I found this footnote about Shakespeare's character Falstaff in Burke's "Four Master Tropes".
I would consider Falstaff a gloriously ironic conception because we are so at one with him in his vices, while he himself embodies his vices in a mode of identification or brotherhood that is all but religious. Falstaff would not simply rob a man, from without. He identifies himself with the victim of a theft; he represents the victim. He would not crudely steal a purse; rather, he joins forces with the owner of the purse -- and it is only when the harsh realities of this imperfect world have imposed a brutally divisive clarity upon the situation, that Falstaff is left holding the purse. He produces a new quality, a state of synthesis or merger -- and it so happens that, when this synthesis is finally dissociated again into its analytic components (the crudities of the realm of practical property relationships having reduced this state of qualitative merger to a state of quantitative division), the issue as so simplified sums up to the fact that the purse has changed hands. He converts "thine" into "ours" -- and it is "circumstances over which he has no control" that go to convert this "ours" into a "mine." A mere thief would have directly converted "thine" into "mine." It is the addition of these intermediate steps that makes the vital difference between a mere thief and Falstaff; for it is precisely these intermediate steps that mark him with a conviviality, a sociality, essentially religious -- and in this sympathetic distortion of religious values resides the irony of his conception.This "essentially religious" character looks like something that would be of interest as an example for talking about "symphatic".
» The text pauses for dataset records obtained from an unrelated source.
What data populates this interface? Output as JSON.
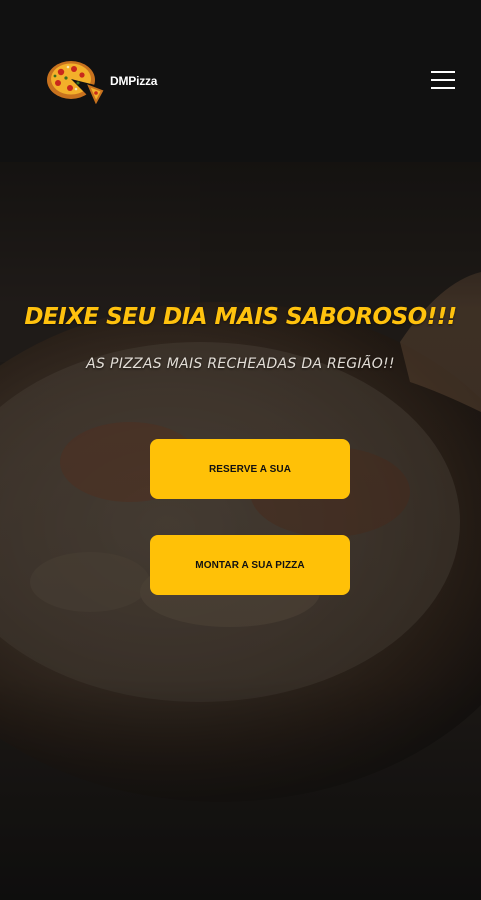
{
  "header": {
    "brand_name": "DMPizza",
    "logo_icon": "pizza-logo-icon",
    "menu_icon": "hamburger-menu-icon"
  },
  "hero": {
    "title": "DEIXE SEU DIA MAIS SABOROSO!!!",
    "subtitle": "AS PIZZAS MAIS RECHEADAS DA REGIÃO!!",
    "background_icon": "pizza-photo-background"
  },
  "buttons": {
    "reserve_label": "RESERVE A SUA",
    "build_label": "MONTAR A SUA PIZZA"
  },
  "colors": {
    "accent": "#ffc107",
    "title": "#ffc20e",
    "header_bg": "#111111"
  }
}
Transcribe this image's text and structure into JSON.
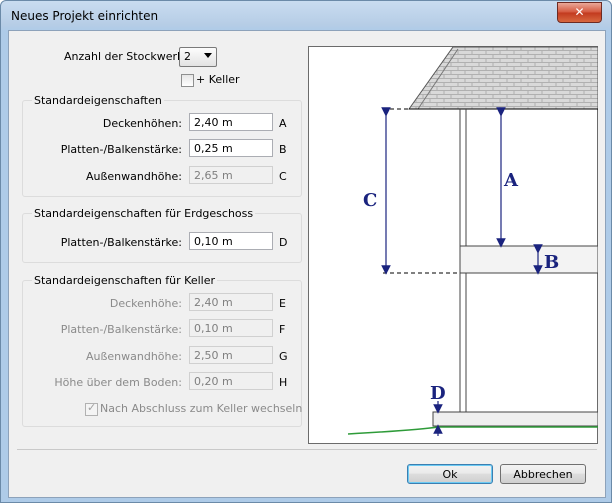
{
  "window": {
    "title": "Neues Projekt einrichten",
    "close_label": "✕"
  },
  "floors": {
    "label": "Anzahl der Stockwerke",
    "value": "2",
    "keller_label": "+ Keller",
    "keller_checked": false
  },
  "standard": {
    "title": "Standardeigenschaften",
    "rows": [
      {
        "label": "Deckenhöhen:",
        "value": "2,40 m",
        "letter": "A",
        "enabled": true
      },
      {
        "label": "Platten-/Balkenstärke:",
        "value": "0,25 m",
        "letter": "B",
        "enabled": true
      },
      {
        "label": "Außenwandhöhe:",
        "value": "2,65 m",
        "letter": "C",
        "enabled": false
      }
    ]
  },
  "ground": {
    "title": "Standardeigenschaften für Erdgeschoss",
    "rows": [
      {
        "label": "Platten-/Balkenstärke:",
        "value": "0,10 m",
        "letter": "D",
        "enabled": true
      }
    ]
  },
  "keller": {
    "title": "Standardeigenschaften für Keller",
    "rows": [
      {
        "label": "Deckenhöhe:",
        "value": "2,40 m",
        "letter": "E"
      },
      {
        "label": "Platten-/Balkenstärke:",
        "value": "0,10 m",
        "letter": "F"
      },
      {
        "label": "Außenwandhöhe:",
        "value": "2,50 m",
        "letter": "G"
      },
      {
        "label": "Höhe über dem Boden:",
        "value": "0,20 m",
        "letter": "H"
      }
    ],
    "switch_label": "Nach Abschluss zum Keller wechseln",
    "switch_checked": true
  },
  "diagram": {
    "labels": {
      "a": "A",
      "b": "B",
      "c": "C",
      "d": "D"
    }
  },
  "buttons": {
    "ok": "Ok",
    "cancel": "Abbrechen"
  }
}
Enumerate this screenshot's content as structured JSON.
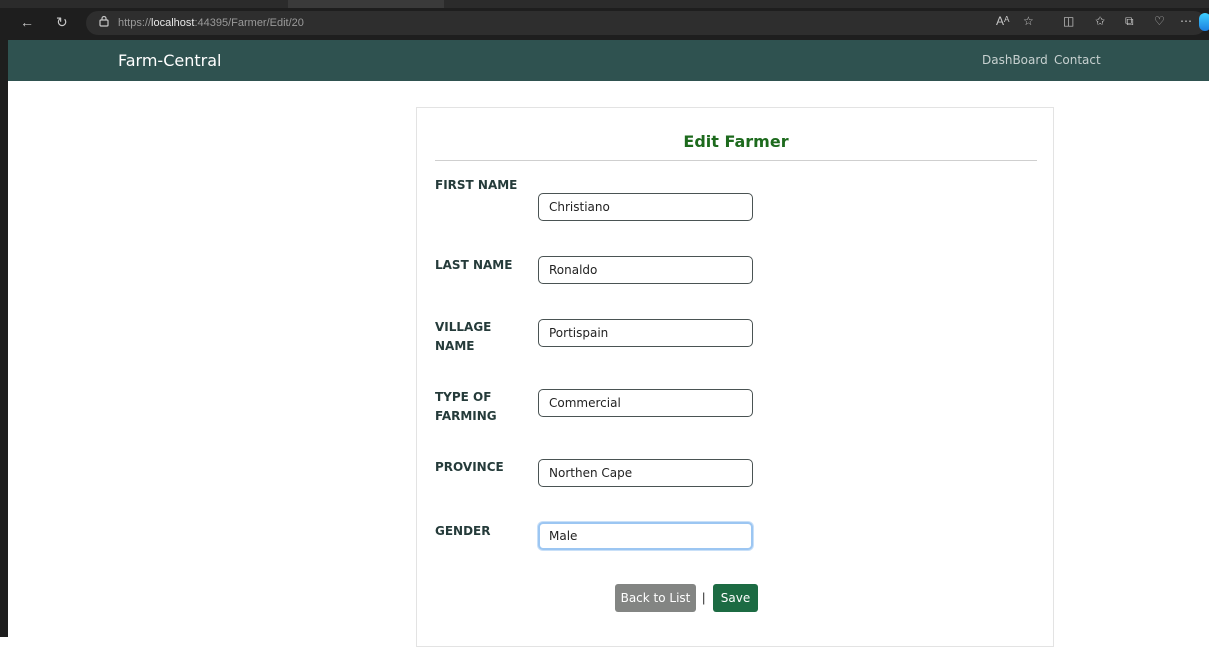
{
  "browser": {
    "url_prefix": "https://",
    "url_host": "localhost",
    "url_path": ":44395/Farmer/Edit/20"
  },
  "navbar": {
    "brand": "Farm-Central",
    "links": [
      "DashBoard",
      "Contact"
    ]
  },
  "form": {
    "title": "Edit Farmer",
    "fields": [
      {
        "label": "FIRST NAME",
        "value": "Christiano"
      },
      {
        "label": "LAST NAME",
        "value": "Ronaldo"
      },
      {
        "label": "VILLAGE NAME",
        "value": "Portispain"
      },
      {
        "label": "TYPE OF FARMING",
        "value": "Commercial"
      },
      {
        "label": "PROVINCE",
        "value": "Northen Cape"
      },
      {
        "label": "GENDER",
        "value": "Male"
      }
    ],
    "back_label": "Back to List",
    "separator": "|",
    "save_label": "Save"
  }
}
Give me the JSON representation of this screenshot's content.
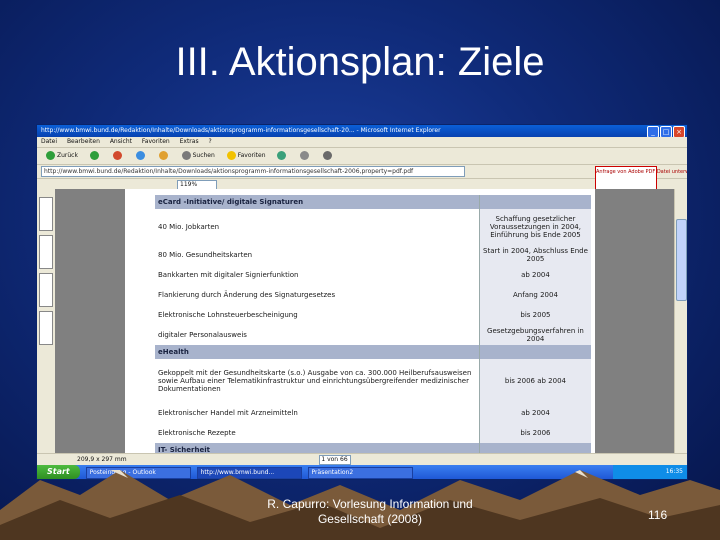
{
  "slide": {
    "title": "III. Aktionsplan: Ziele",
    "footer": "R. Capurro: Vorlesung Information und Gesellschaft (2008)",
    "page_number": "116"
  },
  "browser": {
    "title": "http://www.bmwi.bund.de/Redaktion/Inhalte/Downloads/aktionsprogramm-informationsgesellschaft-20... - Microsoft Internet Explorer",
    "menu": [
      "Datei",
      "Bearbeiten",
      "Ansicht",
      "Favoriten",
      "Extras",
      "?"
    ],
    "toolbar": [
      "Zurück",
      "Suchen",
      "Favoriten"
    ],
    "address": "http://www.bmwi.bund.de/Redaktion/Inhalte/Downloads/aktionsprogramm-informationsgesellschaft-2006,property=pdf.pdf",
    "adobe_box": "Anfrage von Adobe PDF Datei unterwegs",
    "zoom": "119%",
    "status_size": "209,9 x 297 mm",
    "page_nav": "1 von 66"
  },
  "doc_rows": [
    {
      "left": "eCard -Initiative/ digitale Signaturen",
      "right": "",
      "header": true
    },
    {
      "left": "40 Mio. Jobkarten",
      "right": "Schaffung gesetzlicher Voraussetzungen in 2004, Einführung bis Ende 2005"
    },
    {
      "left": "80 Mio. Gesundheitskarten",
      "right": "Start in 2004, Abschluss Ende 2005"
    },
    {
      "left": "Bankkarten mit digitaler Signierfunktion",
      "right": "ab 2004"
    },
    {
      "left": "Flankierung durch Änderung des Signaturgesetzes",
      "right": "Anfang 2004"
    },
    {
      "left": "Elektronische Lohnsteuerbescheinigung",
      "right": "bis 2005"
    },
    {
      "left": "digitaler Personalausweis",
      "right": "Gesetzgebungsverfahren in 2004"
    },
    {
      "left": "eHealth",
      "right": "",
      "header": true
    },
    {
      "left": "Gekoppelt mit der Gesundheitskarte (s.o.) Ausgabe von ca. 300.000 Heilberufsausweisen sowie Aufbau einer Telematikinfrastruktur und einrichtungsübergreifender medizinischer Dokumentationen",
      "right": "bis 2006 ab 2004"
    },
    {
      "left": "Elektronischer Handel mit Arzneimitteln",
      "right": "ab 2004"
    },
    {
      "left": "Elektronische Rezepte",
      "right": "bis 2006"
    },
    {
      "left": "IT- Sicherheit",
      "right": "",
      "header": true
    }
  ],
  "taskbar": {
    "start": "Start",
    "tasks": [
      "Posteingang - Outlook",
      "http://www.bmwi.bund...",
      "Präsentation2"
    ],
    "clock": "16:35"
  },
  "colors": {
    "slide_bg": "#0f2a78",
    "doc_header": "#a8b3cc",
    "doc_right": "#e7e9f1"
  }
}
We might bring out the point sharply by contrasting Falstaff with Tartuffe. Tartuffe, like Falstaff, exploits the coöperative values for competitive ends. He too would convert "thine" into "mine" by putting it through the social alembic of "ours." But the conception of Tartuffe is not ironic, since he is pure hypocrite. He uses the religious values simply as a swindler. Tartuffe's piety, which he uses to gain the confidence of his victims, is a mere deception. Whereas Tartuffe is all competition and merely simulates the sentiments of coöperation, Falstaff is genuinely coöperative, sympathetic, a synecdochic part of his victim -- but along with such rich gifts of identification, what is to prevent a purse from changing hands?